Linking together a series of consecutive tricks has been one of the core mechanics of extreme sports games since the beginning, and Kelly Slater facilitates this on the water with clever use of its special meter. When the meter is empty, you can only link together tricks that are on the same section of the wave--face tricks can be linked with other face tricks, tube tricks with other tube tricks, and so on. But when your special meter is full, you'll not only be able to perform special tricks, but you'll also be able to link tricks performed on different parts of the wave together for outrageously high scores. While the mechanics in Kelly Slater's Pro Surfer aren't incredibly original, they're smooth and responsive, and the game makes good use of them, creating what is easily the deepest surfing experience to be had on a console.
You'll have to accomplish a wide variety of goals in the career mode.

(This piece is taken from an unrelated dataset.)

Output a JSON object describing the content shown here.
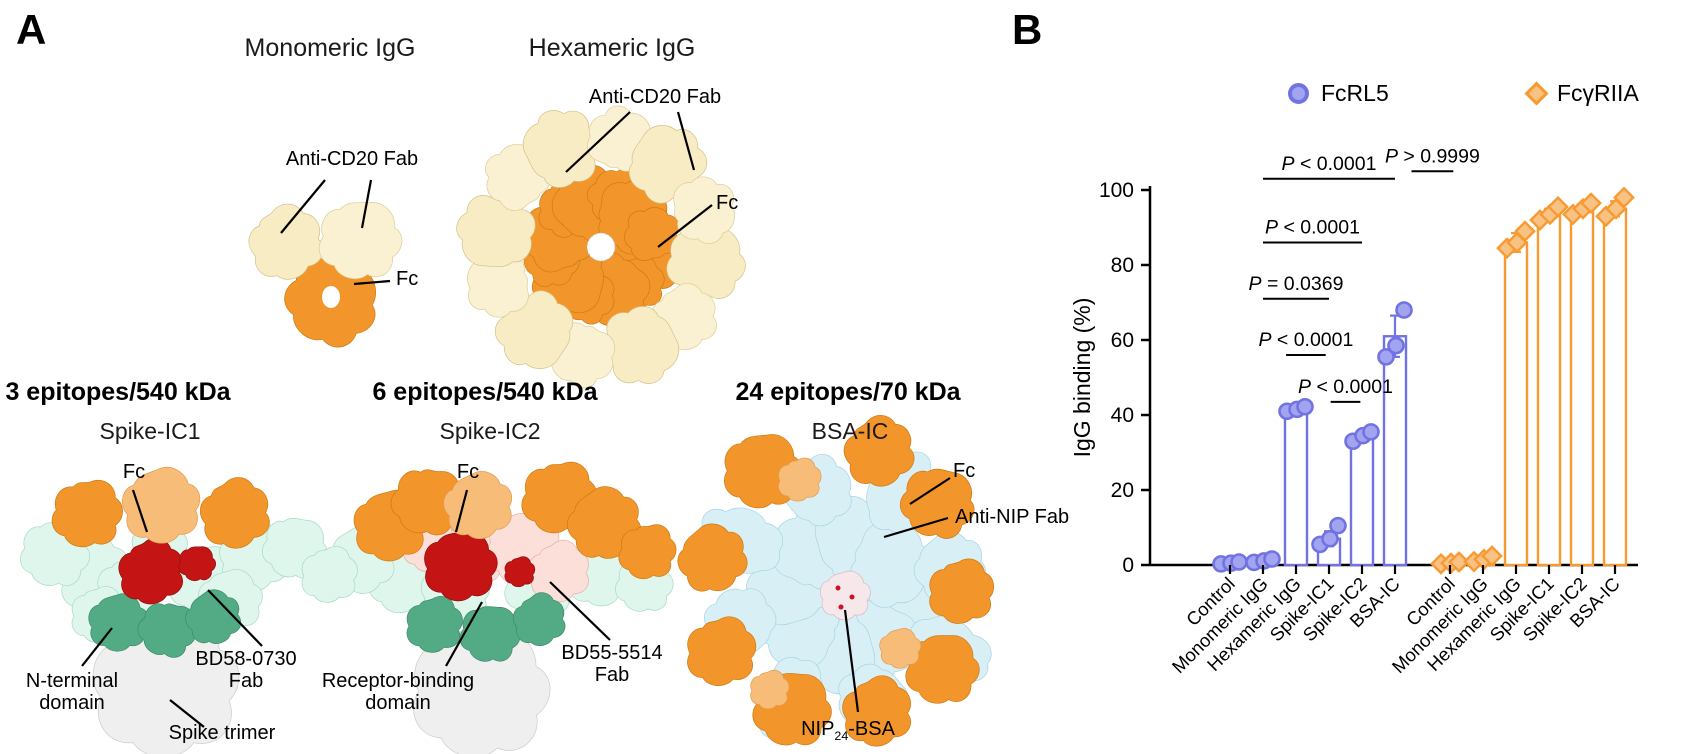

All this action comes into play in the career mode, the core of the game. Most extreme sports games tend to go light on the storytelling, usually letting you fill in the blanks as to why your skater is thrashing a natural history museum or a Mexican bullring or what have you. Kelly Slater's Pro Surfer, however, invests in a little back story to help get the ball rolling. As one of the 10 playable professional surfers in the game, you embark on an epic boat trip, searching the globe for the perfect wave, giving the game a sort of Endless Summer feel to it. The pretense of the boat trip is really a minor touch, but it's handled so consistently that it helps give the game a distinct personality.
As you travel from beach to beach, you'll be charged with a half dozen or so challenges at each stop. These include standard score challenges and location-specific challenges, like spraying a windsurfer or jumping over a pier. Also, in photo challenges, you'll have to pull off high-scoring tricks right at the moment the surf photographer takes his shot. But the icon challenges are the most unique challenge in Kelly Slater, giving you the task of performing a certain number of tricks, which are designated by a scrolling a list of moves on the right-hand side of the screen. Successfully completing these different challenges will unlock new beaches, equipment, special moves, and challenges at existing locations. You'll also participate in competition levels, where the goal is to simply have a better run on the water than your opponents. The career mode is generally good fun, with enough variety to keep you engaged and the constant lure of new tricks and boards to keep you coming back.